Höfi ouvrit la bouche, puis la referma. Il acquiesça de la tête comme s’il venait d’obtenir une information relativement secondaire, mais indispensable et qu’il attendait depuis bien longtemps ; puis il poursuivit son cours. Vingt-quatre heures plus tard, la totalité des sept cent quarante-deux élèves du lycée Ernst-Bloch savait que l’un d’entre eux avait eu le dernier mot avec Höfi. On raconta que pour la première fois de sa longue carrière de professeur d’histoire tyrannique Höfi avait flairé un adversaire à sa taille.

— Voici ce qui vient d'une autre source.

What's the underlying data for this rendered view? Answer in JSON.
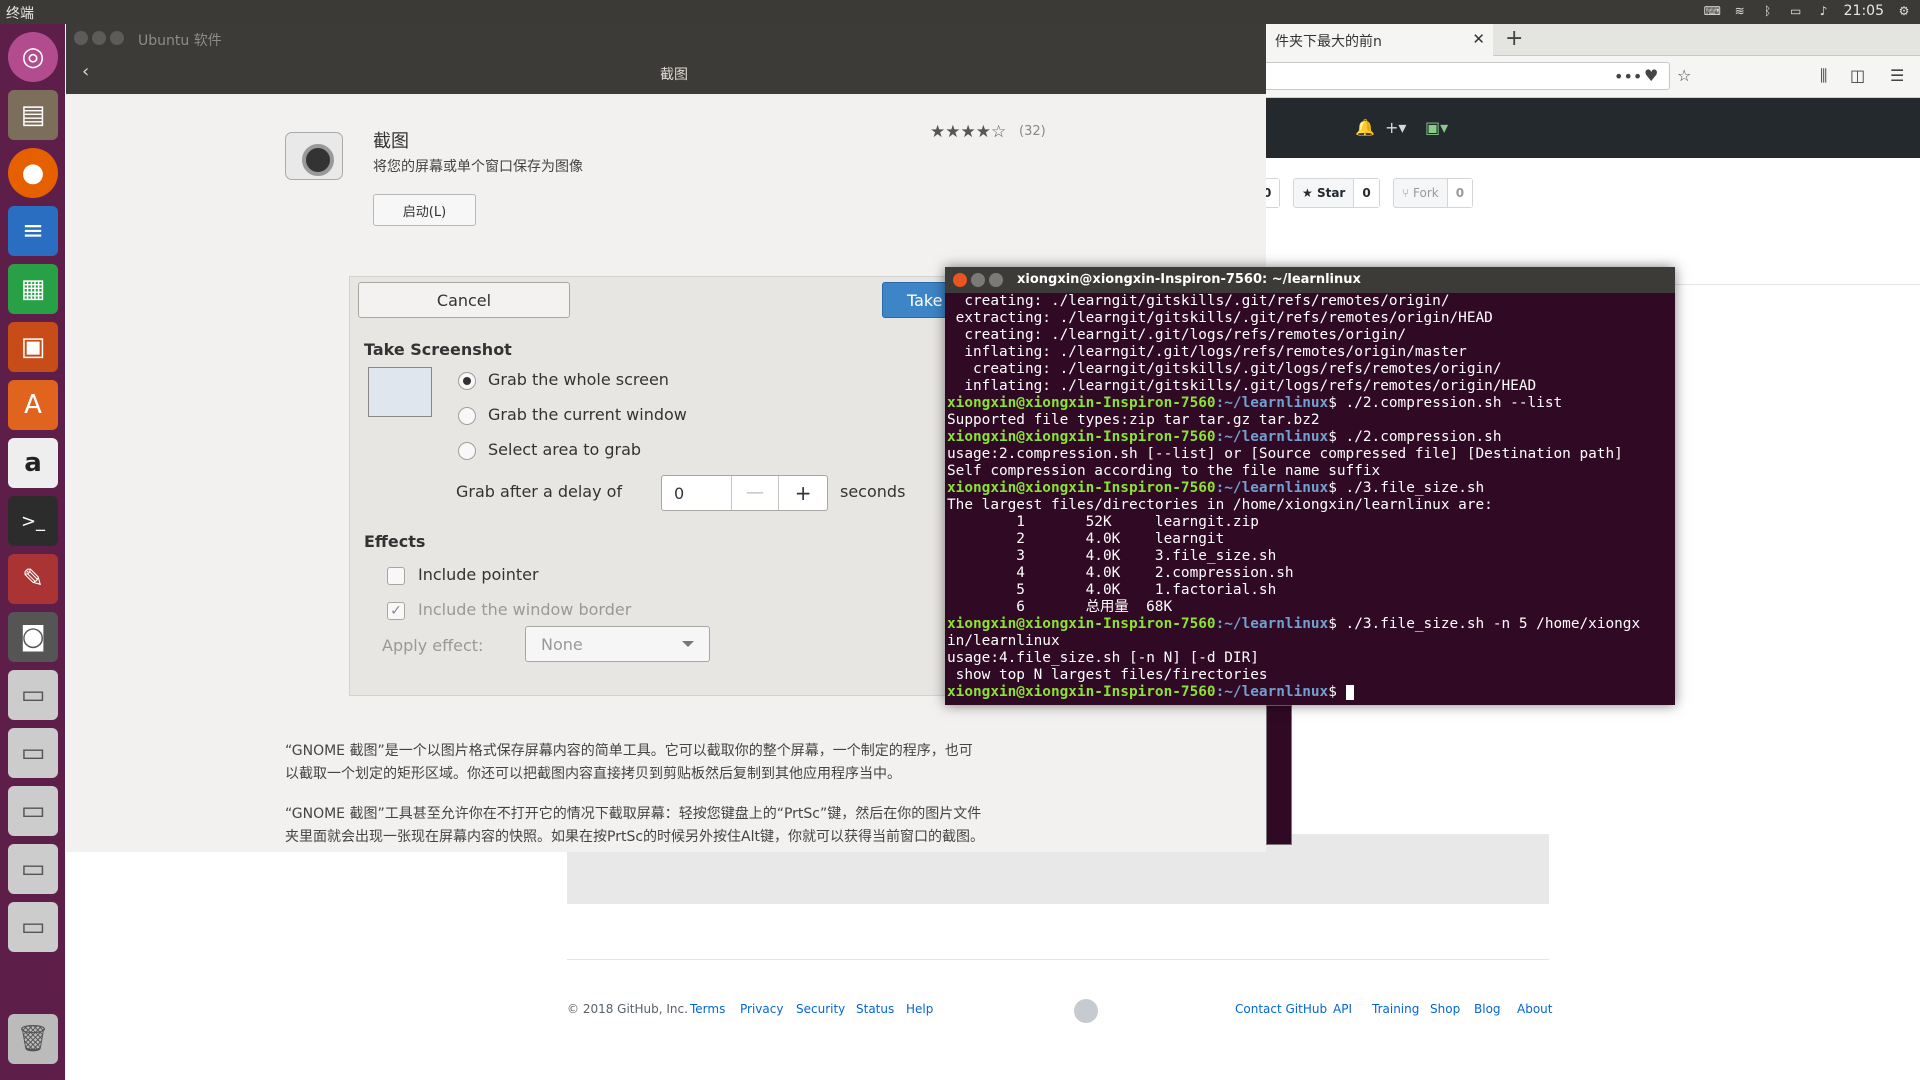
{
  "topbar": {
    "title": "终端",
    "time": "21:05"
  },
  "launcher": {
    "icons": [
      "ubuntu-dash-icon",
      "files-icon",
      "firefox-icon",
      "writer-icon",
      "calc-icon",
      "impress-icon",
      "software-center-icon",
      "amazon-icon",
      "terminal-icon",
      "settings-icon",
      "screenshot-icon",
      "drive-icon",
      "drive-icon",
      "drive-icon",
      "drive-icon",
      "drive-icon",
      "trash-icon"
    ]
  },
  "firefox": {
    "tab_title": "件夹下最大的前n",
    "github": {
      "star_label": "Star",
      "star_count": "0",
      "fork_label": "Fork",
      "fork_count": "0",
      "first_count": "0",
      "copyright": "© 2018 GitHub, Inc.",
      "footer_left": [
        "Terms",
        "Privacy",
        "Security",
        "Status",
        "Help"
      ],
      "footer_right": [
        "Contact GitHub",
        "API",
        "Training",
        "Shop",
        "Blog",
        "About"
      ]
    }
  },
  "software": {
    "window_title": "Ubuntu 软件",
    "header_title": "截图",
    "app_name": "截图",
    "app_desc": "将您的屏幕或单个窗口保存为图像",
    "launch_label": "启动(L)",
    "rating_stars": "★★★★☆",
    "reviews": "(32)",
    "para1": "“GNOME 截图”是一个以图片格式保存屏幕内容的简单工具。它可以截取你的整个屏幕，一个制定的程序，也可以截取一个划定的矩形区域。你还可以把截图内容直接拷贝到剪贴板然后复制到其他应用程序当中。",
    "para2": "“GNOME 截图”工具甚至允许你在不打开它的情况下截取屏幕：轻按您键盘上的“PrtSc”键，然后在你的图片文件夹里面就会出现一张现在屏幕内容的快照。如果在按PrtSc的时候另外按住Alt键，你就可以获得当前窗口的截图。"
  },
  "screenshot": {
    "cancel": "Cancel",
    "take": "Take Screenshot",
    "title": "Take Screenshot",
    "options": [
      "Grab the whole screen",
      "Grab the current window",
      "Select area to grab"
    ],
    "delay_label": "Grab after a delay of",
    "delay_value": "0",
    "minus": "—",
    "plus": "+",
    "seconds": "seconds",
    "effects_title": "Effects",
    "include_pointer": "Include pointer",
    "include_border": "Include the window border",
    "apply_effect": "Apply effect:",
    "effect_value": "None"
  },
  "terminal": {
    "title": "xiongxin@xiongxin-Inspiron-7560: ~/learnlinux",
    "prompt_user": "xiongxin@xiongxin-Inspiron-7560",
    "prompt_path": ":~/learnlinux",
    "lines": [
      {
        "t": "out",
        "text": "  creating: ./learngit/gitskills/.git/refs/remotes/origin/"
      },
      {
        "t": "out",
        "text": " extracting: ./learngit/gitskills/.git/refs/remotes/origin/HEAD"
      },
      {
        "t": "out",
        "text": "  creating: ./learngit/.git/logs/refs/remotes/origin/"
      },
      {
        "t": "out",
        "text": "  inflating: ./learngit/.git/logs/refs/remotes/origin/master"
      },
      {
        "t": "out",
        "text": "   creating: ./learngit/gitskills/.git/logs/refs/remotes/origin/"
      },
      {
        "t": "out",
        "text": "  inflating: ./learngit/gitskills/.git/logs/refs/remotes/origin/HEAD"
      },
      {
        "t": "cmd",
        "text": "$ ./2.compression.sh --list"
      },
      {
        "t": "out",
        "text": "Supported file types:zip tar tar.gz tar.bz2"
      },
      {
        "t": "cmd",
        "text": "$ ./2.compression.sh"
      },
      {
        "t": "out",
        "text": "usage:2.compression.sh [--list] or [Source compressed file] [Destination path]"
      },
      {
        "t": "out",
        "text": "Self compression according to the file name suffix"
      },
      {
        "t": "cmd",
        "text": "$ ./3.file_size.sh"
      },
      {
        "t": "out",
        "text": "The largest files/directories in /home/xiongxin/learnlinux are:"
      },
      {
        "t": "out",
        "text": "        1       52K     learngit.zip"
      },
      {
        "t": "out",
        "text": "        2       4.0K    learngit"
      },
      {
        "t": "out",
        "text": "        3       4.0K    3.file_size.sh"
      },
      {
        "t": "out",
        "text": "        4       4.0K    2.compression.sh"
      },
      {
        "t": "out",
        "text": "        5       4.0K    1.factorial.sh"
      },
      {
        "t": "out",
        "text": "        6       总用量  68K"
      },
      {
        "t": "cmd",
        "text": "$ ./3.file_size.sh -n 5 /home/xiongx"
      },
      {
        "t": "out",
        "text": "in/learnlinux"
      },
      {
        "t": "out",
        "text": "usage:4.file_size.sh [-n N] [-d DIR]"
      },
      {
        "t": "out",
        "text": " show top N largest files/firectories"
      },
      {
        "t": "cmd",
        "text": "$ "
      }
    ]
  }
}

Ada savait lire et écrire depuis l’âge de quatre ans ; elle avait appris toute seule à l’aide d’un poster de lettres et d’images. A l’âge de cinq ans, les doigts de sa main droite atteignaient sans problème son oreille gauche quand Ada passait le bras droit par-dessus la tête. Pour cette raison elle fut mise à l’école avant l’heure, remplissant pour toujours la fonction de la plus jeune. Au cours élémentaire, un garçon avait exprimé l’avis qu’une miniature comme Ada ne pouvait être chef de bande ce qui lui avait valu une légère contusion rénale à la suite d’un coup de botte. Ada était montée sur son sac en cuir pour arriver à lui porter un coup au niveau du dos. Elle passa tous les matins des semaines qui suivirent dans une pièce vitrée jouxtant la salle de classe où elle résolvait en quelques minutes les devoirs donnés à chaque cours pour dessiner ensuite, avec des couleurs aussi pâles que nombreuses, des poissons des mers profondes, nageant dans l’eau noire, à plusieurs milliers de mètres en dessous de la surface.
Ernst-Bloch offrait à tant de redoublants des cours et une ultime chance qu’Ada aurait dû se rendre chez les moyens pour pouvoir discuter avec des enfants de son âge. Mais comme même les élèves des classes supérieures lui semblaient puérils, elle n’en éprouvait nul besoin. Si c’était pour ne pas trouver d’amis, elle pouvait tout aussi bien rester dans sa propre classe.
Elle passait les récréations dans la cour des fumeurs où elle restait debout, à rouler des cigarettes d’une qualité artisanale parfaite. Elle se tenait tout près d’un groupe bien précis d’élèves originaires de différentes classes, toujours le même, s’écartait chaque fois d’un demi-pas du cercle qu’ils formaient, prenait grand soin d’échapper aux regards du personnel de surveillance en s’abritant derrière une rangée de doudounes bien rembourrées, et écoutait les conversations. Chaque fois qu’elle tirait sur sa cigarette, elle lorgnait en baissant les paupières la braise qui dévorait le papier. La plupart du temps, elle portait avec son jean délavé, dont les franges par-delà les chevilles traînaient sur le trottoir, une veste du même tissu mais d’une nuance plus sombre ce qui confinait à la faute de goût. Sa tête et ses seins, un peu trop formés pour un corps robuste mais pas très grand, sans oublier le fait qu’elle ne parlait que rarement, lui avaient valu le sobriquet de Marionnette. Peu de gens connaissaient son vrai nom mais tous savaient qu’elle avait réussi à remettre Höfi à sa place en quelques mots. On la laissait tranquille. Il lui arrivait de se mêler un peu brutalement à la conversation. Quelle importance qu’Amélie ait voulu ça ou autre chose. Si vraiment quelqu’un avait besoin de la remise à vélos pour organiser une fête, il pourrait l’avoir sans problème. Evidemment que Schröder va être réélu.
Celle-là, elle se fout de tout. Il n’y avait pas plus bref pour définir la personnalité de la nouvelle. La formule n’était pas exempte d’estime mais exprimait peu de sympathie. On n’était pas au clair avec elle. Les princesses de tous les niveaux scolaires se tenaient à bonne distance et manœuvraient dans la cour jusqu’à ce qu’elles finissent par ne plus l’avoir dans leur dos. Tout comme dans son ancien établissement, Ada se retrouva entourée d’un tas de gens qui ne l’intéressaient pas le moins du monde et elle sentait parfaitement que rien n’avait changé. C’était idiot d’avoir espéré autre chose.